Don Carlos did not know of the setbacks that plagued his Austrian allies, but he knew that he had to win the coming battle for the control of northern Spain otherwise his vague control of the most powerful Iberian state would either collapse or slowly disappear.
Outside Oviedo he engaged the exhausted Huguenots besieging the city and routed them with a charge from his cavalry, but as the Spanish prepared to enter the city with the much needed supplies for the starving populace a much larger French army appeared from the southern road to Madrid. Robert de Tocqueville had brought his 30,000 man strong Armée Royale north in anticipation of the Vallido’s flanking manoeuvre.
With a salute from his new mobile batteries Tocqueville opened the second phase of the battle by sending the Spaniard tercios into utter confusion through an intensive bombardment. Don Carlos hopelessly tried to reorganize his infantry, but the deployment had been meant to drive away entrenched enemies not an advancing and numerically superior attacker. A more skilled commander could perhaps have reorganized the Spaniards into a defensive position alongside the castle walls, but such talent had eluded the otherwise skilled Vallido.

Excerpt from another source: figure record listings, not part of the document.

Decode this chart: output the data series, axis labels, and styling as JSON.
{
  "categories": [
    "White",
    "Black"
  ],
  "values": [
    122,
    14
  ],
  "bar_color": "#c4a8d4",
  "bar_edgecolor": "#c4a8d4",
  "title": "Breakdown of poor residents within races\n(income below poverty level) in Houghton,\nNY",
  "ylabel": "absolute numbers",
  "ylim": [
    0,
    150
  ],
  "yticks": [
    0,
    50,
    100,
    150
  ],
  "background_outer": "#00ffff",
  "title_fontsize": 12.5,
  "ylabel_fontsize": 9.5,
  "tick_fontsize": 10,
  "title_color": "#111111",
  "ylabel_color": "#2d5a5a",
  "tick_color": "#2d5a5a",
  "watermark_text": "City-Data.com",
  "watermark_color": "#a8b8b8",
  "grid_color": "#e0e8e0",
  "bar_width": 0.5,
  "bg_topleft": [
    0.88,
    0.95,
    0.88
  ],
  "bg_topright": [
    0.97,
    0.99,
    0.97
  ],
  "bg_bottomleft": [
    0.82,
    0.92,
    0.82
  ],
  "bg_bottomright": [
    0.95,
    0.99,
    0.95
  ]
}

The slow advance of the enemy infantry could not be withstood by his own troops and as the earth and trenches on the plain by Oviedo exploded into cascades of smoke and fire from the French bombardment the Spaniard realised that he had been outmanoeuvred and outflanked.
Wave upon wave of Huguenot cavalry swept down upon his cavalry squadrons crushing anything in their way.
In the end Don Carlos fled south virtually by himself. Only a few of his personal servants and a handful of determined guards followed suit as the Vallido escaped one of the most devastating defeats ever suffered by a Spaniard army.
Revenge… it’s sweet as hell!
[1]Will be covered later on, when I’ve learned how to write a successful shower scene.